Billerica officer passes out after suspect allegedly exposes her to fentanyl

Charles Lang, 65, of Lowell, is facing several charges.

A Lowell man is facing a slew of charges after he allegedly exposed a Billerica police officer to fentanyl during a traffic stop. The officer later passed out and was evaluated at a local hospital, officials said.

On Wednesday afternoon, the officer pulled over a vehicle with a canceled registration, Billerica police said in a news release. The driver, 65-year-old Charles Lang, was also determined to have a suspended license, officials said.

As the officer approached Lang’s car, police said Lang was observed trying to destroy a bag with a powdery substance that was later identified as fentanyl.

When the officer tried to get Lang out of the car to stop him from destroying potential evidence, Lang allegedly tore open the bag.


“The powdered substance became airborne and was spread across Lang’s hands and also across the rear quarter panel of the vehicle,” police said.

The officer also found that Lang was carrying a small amount of Adderall without a prescription, according to police.

After taking Lang into custody and returning to the police station, the officer became lethargic and passed out, officials said.

“Out of concern that the officer had inhaled some of the substance once it had become airborne, paramedics determined that the officer should be transported to a local hospital for evaluation,” police said in an updated press release.

She was later released from the hospital.

Police charged Lang with possession of a Class A substance, withholding evidence from a criminal proceeding, possession of a Class E substance, operating with a suspended license, attaching plates, operating an unregistered motor vehicle, and operating an uninsured motor vehicle.

He was arraigned Thursday in Lowell District Court.

What caused the officer to pass out?

“We are grateful that our officer is expected to make a full recovery, but alarmed that such a small amount of fentanyl caused an officer to lose consciousness,” Billerica Police Chief Roy Frost said in the original release. “This incident highlights the potency of fentanyl and the dangers that are faced by officers if this substance becomes airborne.”


However, experts say it’s highly unlikely that brief exposure to fentanyl in general can cause an overdose or serious symptoms.

“This is a dangerous drug and should be dealt with that way. But over the years an entire mythology has grown up around the drug because of these dangers, and this has had some rather odd consequences,” chemist Derek Lowe wrote in a 2022 article in the journal Science. “Too many people now believe that they can be immediately killed by a fentanyl overdose from any sort of skin contact with the drug, and that’s just not true. It’s potent and toxic for sure, but you have to be dosed with it for that to happen.”

Lowe points out that the CDC removed a video last year that it now says mischaracterized the risks first responders face when exposed to fentanyl on the job. 

Additionally, the New York Times Magazine published an article last year that called into question the accuracy of numerous videos that purportedly showed police officers experiencing symptoms of fentanyl overdose after brief exposure. 
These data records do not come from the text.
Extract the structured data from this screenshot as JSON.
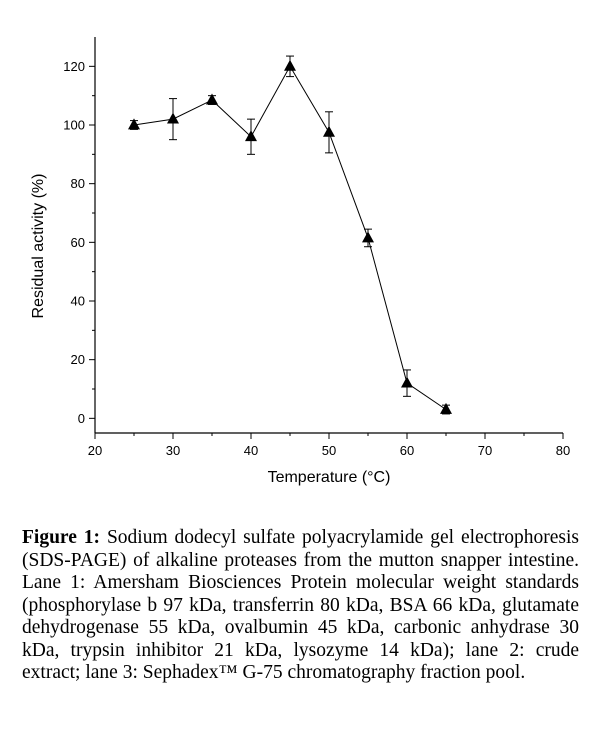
{
  "chart_data": {
    "type": "line",
    "title": "",
    "xlabel": "Temperature (°C)",
    "ylabel": "Residual activity (%)",
    "xlim": [
      20,
      80
    ],
    "ylim": [
      -5,
      130
    ],
    "xticks": [
      20,
      30,
      40,
      50,
      60,
      70,
      80
    ],
    "yticks": [
      0,
      20,
      40,
      60,
      80,
      100,
      120
    ],
    "marker": "triangle",
    "grid": false,
    "series": [
      {
        "x": [
          25,
          30,
          35,
          40,
          45,
          50,
          55,
          60,
          65
        ],
        "y": [
          100,
          102,
          108.5,
          96,
          120,
          97.5,
          61.5,
          12,
          3
        ],
        "err": [
          1.5,
          7,
          1.5,
          6,
          3.5,
          7,
          3,
          4.5,
          1.5
        ]
      }
    ]
  },
  "caption": {
    "label": "Figure 1:",
    "text": "Sodium dodecyl sulfate polyacrylamide gel electrophoresis (SDS-PAGE) of alkaline proteases from the mutton snapper intestine. Lane 1: Amersham Biosciences Protein molecular weight standards (phosphorylase b 97 kDa, transferrin 80 kDa, BSA 66 kDa, glutamate dehydrogenase 55 kDa, ovalbumin 45 kDa, carbonic anhydrase 30 kDa, trypsin inhibitor 21 kDa, lysozyme 14 kDa); lane 2: crude extract; lane 3: Sephadex™ G-75 chromatography fraction pool."
  }
}
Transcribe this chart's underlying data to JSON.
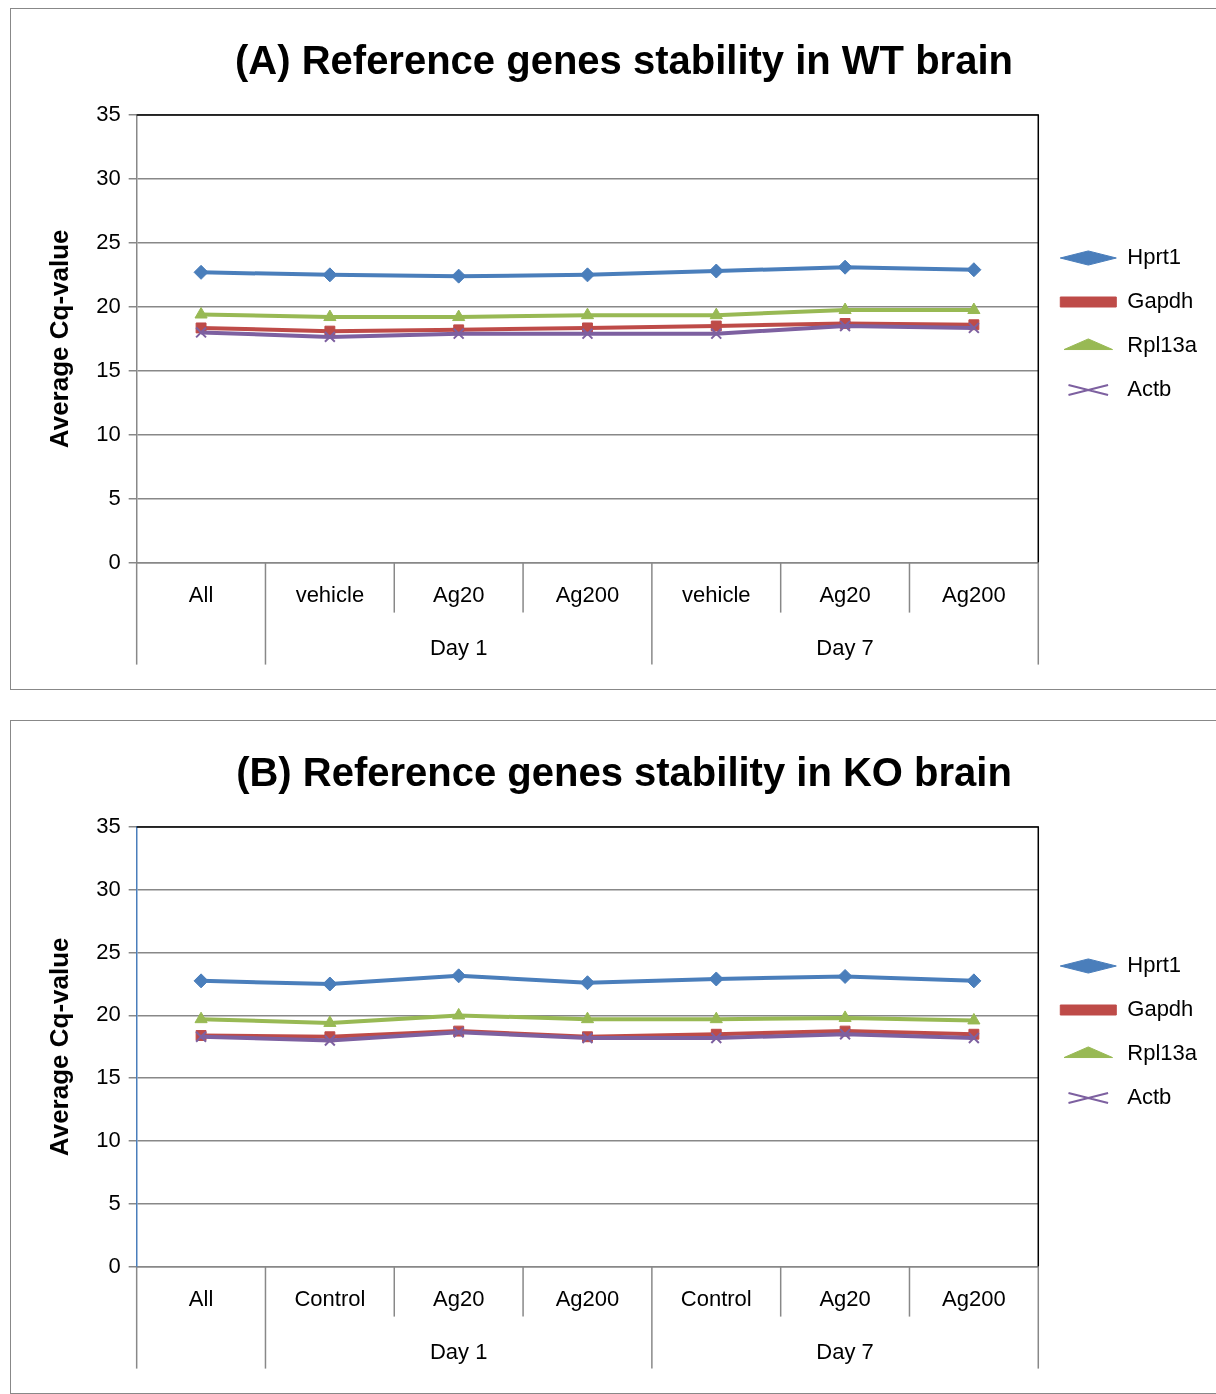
{
  "chart_data": [
    {
      "type": "line",
      "title": "(A) Reference genes stability in WT brain",
      "ylabel": "Average Cq-value",
      "categories": [
        "All",
        "vehicle",
        "Ag20",
        "Ag200",
        "vehicle",
        "Ag20",
        "Ag200"
      ],
      "annotations": [
        "Day 1",
        "Day 7"
      ],
      "ylim": [
        0,
        35
      ],
      "yticks": [
        0,
        5,
        10,
        15,
        20,
        25,
        30,
        35
      ],
      "grid": "y",
      "legend": "right",
      "series": [
        {
          "name": "Hprt1",
          "color": "#4a7ebb",
          "marker": "diamond",
          "values": [
            22.7,
            22.5,
            22.4,
            22.5,
            22.8,
            23.1,
            22.9
          ]
        },
        {
          "name": "Gapdh",
          "color": "#be4b48",
          "marker": "square",
          "values": [
            18.35,
            18.1,
            18.2,
            18.35,
            18.5,
            18.7,
            18.6
          ]
        },
        {
          "name": "Rpl13a",
          "color": "#98b954",
          "marker": "triangle",
          "values": [
            19.4,
            19.2,
            19.2,
            19.35,
            19.35,
            19.75,
            19.75
          ]
        },
        {
          "name": "Actb",
          "color": "#7d60a0",
          "marker": "cross",
          "values": [
            18.0,
            17.65,
            17.9,
            17.9,
            17.9,
            18.5,
            18.35
          ]
        }
      ]
    },
    {
      "type": "line",
      "title": "(B) Reference genes stability in KO brain",
      "ylabel": "Average Cq-value",
      "categories": [
        "All",
        "Control",
        "Ag20",
        "Ag200",
        "Control",
        "Ag20",
        "Ag200"
      ],
      "annotations": [
        "Day 1",
        "Day 7"
      ],
      "ylim": [
        0,
        35
      ],
      "yticks": [
        0,
        5,
        10,
        15,
        20,
        25,
        30,
        35
      ],
      "grid": "y",
      "legend": "right",
      "series": [
        {
          "name": "Hprt1",
          "color": "#4a7ebb",
          "marker": "diamond",
          "values": [
            22.75,
            22.5,
            23.15,
            22.6,
            22.9,
            23.1,
            22.75
          ]
        },
        {
          "name": "Gapdh",
          "color": "#be4b48",
          "marker": "square",
          "values": [
            18.4,
            18.3,
            18.75,
            18.3,
            18.5,
            18.75,
            18.5
          ]
        },
        {
          "name": "Rpl13a",
          "color": "#98b954",
          "marker": "triangle",
          "values": [
            19.7,
            19.4,
            20.0,
            19.7,
            19.7,
            19.8,
            19.6
          ]
        },
        {
          "name": "Actb",
          "color": "#7d60a0",
          "marker": "cross",
          "values": [
            18.3,
            18.0,
            18.65,
            18.2,
            18.2,
            18.5,
            18.2
          ]
        }
      ]
    }
  ]
}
Frost did not immediately respond to a request for comment from on Tuesday night, but he commented on the incident to NBC10 Boston last week.


“It’s a very tight and enclosed area in the front of the car and this product went airborne and while it was airborne this officer ultimately ingested or inhaled some of this powder is what we believe likely caused the medical episode that she suffered shortly thereafter,” he said, noting the office became lethargic and then unresponsive and vomited. “ … What caused that medical episode, it’s probable that it was the inhalation of whatever this substance was which was later tested as positive for fentanyl.”

“It’s possible this officer’s medical episode was related to something other than fentanyl, it’s absolutely possible, it’s not probable though that the exposure is not what caused her medical episode she was healthy and then she wasn’t and she was exposed to a clandestinely made unknown narcotic that caused a problem for her and so it’s dangerous,” Frost added to NBC10.

Editor’s note: This article has been updated with Billerica police’s updated comments and to clarify the risks associated with fentanyl exposure.

Correction: A previous version of this article incorrectly identified the officer as male.